There is both a Four-Digit and a Five-Digit version of this switch. Although they will have other applications, both are designed to control the Modular Burglar Alarm circuit. Simply use the relay's changeover contacts in place of SW1. The poles and the points marked 'set' and 'off' represent the corresponding connections on both the keypad relay and the alarm switch. Click Here for a Diagram.
Click here if you're new to constructing stripboard projects.
The terminals are a good set of reference points. To fit them, you may need to enlarge the holes slightly. Then turn the board over and use a felt-tip pen to mark the 29 places where the tracks are to be cut. Before you cut the tracks, use the "actual size" drawing to Check That The Pattern is Correctly Marked .

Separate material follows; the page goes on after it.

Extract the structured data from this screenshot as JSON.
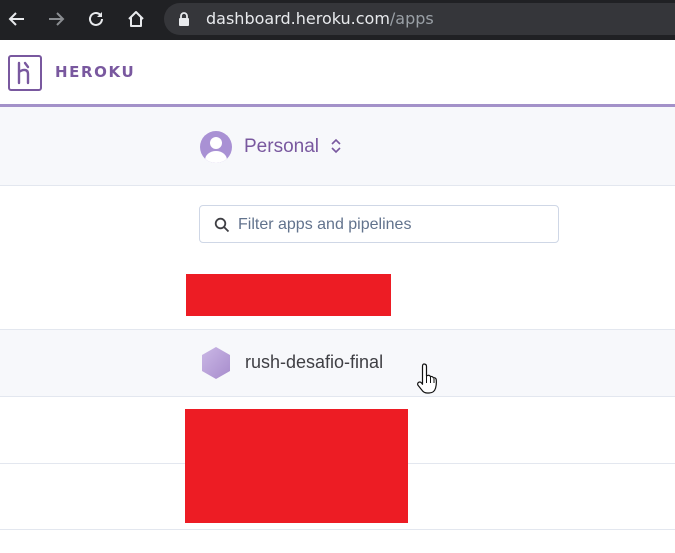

When you're satisfied that the pattern is right - cut the tracks. Make sure that the copper is cut all the way through. Sometimes a small strand of copper remains at the side of the cut and this will cause malfunction. Use a magnifying glass - and backlight the board. It only takes the smallest strand of copper to cause a problem. If you don't have the proper track-cutting tool, then a 6 to 8mm drill-bit will do. Just use the drill-bit as a hand tool - there's no need for a drilling machine.
Actual Size Of Pattern
Next make and fit the Fifteen Wire Links. I used bare copper wire on the component side of the board. Telephone cable is suitable; the single stranded variety used indoors to wire telephone sockets. Stretching the core slightly will straighten it; and also allow the insulation to slip off.
The next stage is to fit the 11 resistors, the 5 capacitors and the IC socket. Using a socket reduces the chances of damaging the IC; and makes it easier to replace if necessary. The components are all shown lying flat on the board. However, those connected between close or adjacent tracks are mounted standing upright.

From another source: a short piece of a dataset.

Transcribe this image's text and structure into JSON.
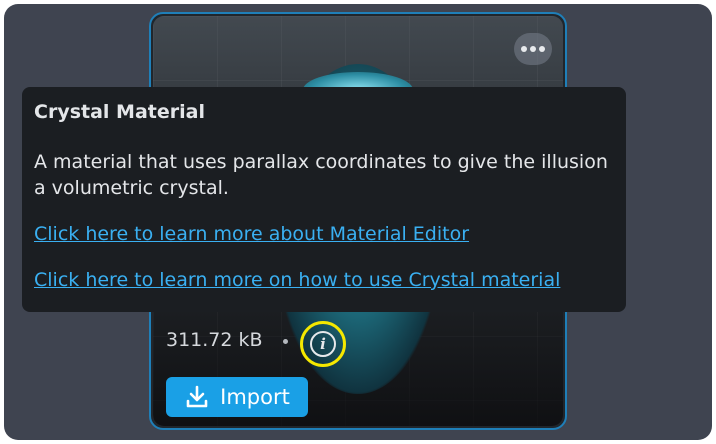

Now fit the transistors, diodes and relay. Again, the diodes are all shown lying flat on the board. However, those connected between close or adjacent tracks are mounted standing upright.
Next - turn the board over and examine the underside carefully - to make sure that there are no unwanted solder bridges or other connections between the tracks. If you backlight the board during the examination - it makes potential problem areas easier to spot.
When you're satisfied that everything is in order - add the 7 solder bridges to the underside of the board. Pay particular attention to the bridge that joins pins 4 & 12 of the IC. When positioning the bridges - it may help to make a copy of the above drawing - and flip it left to right.
Finish off by inserting the Cmos 4081 into the socket. Pin 1 of the IC should be in the top left-hand corner. Check that all 14 pins have entered the socket. Sometimes - instead of entering the socket - a pin will curl up under the IC.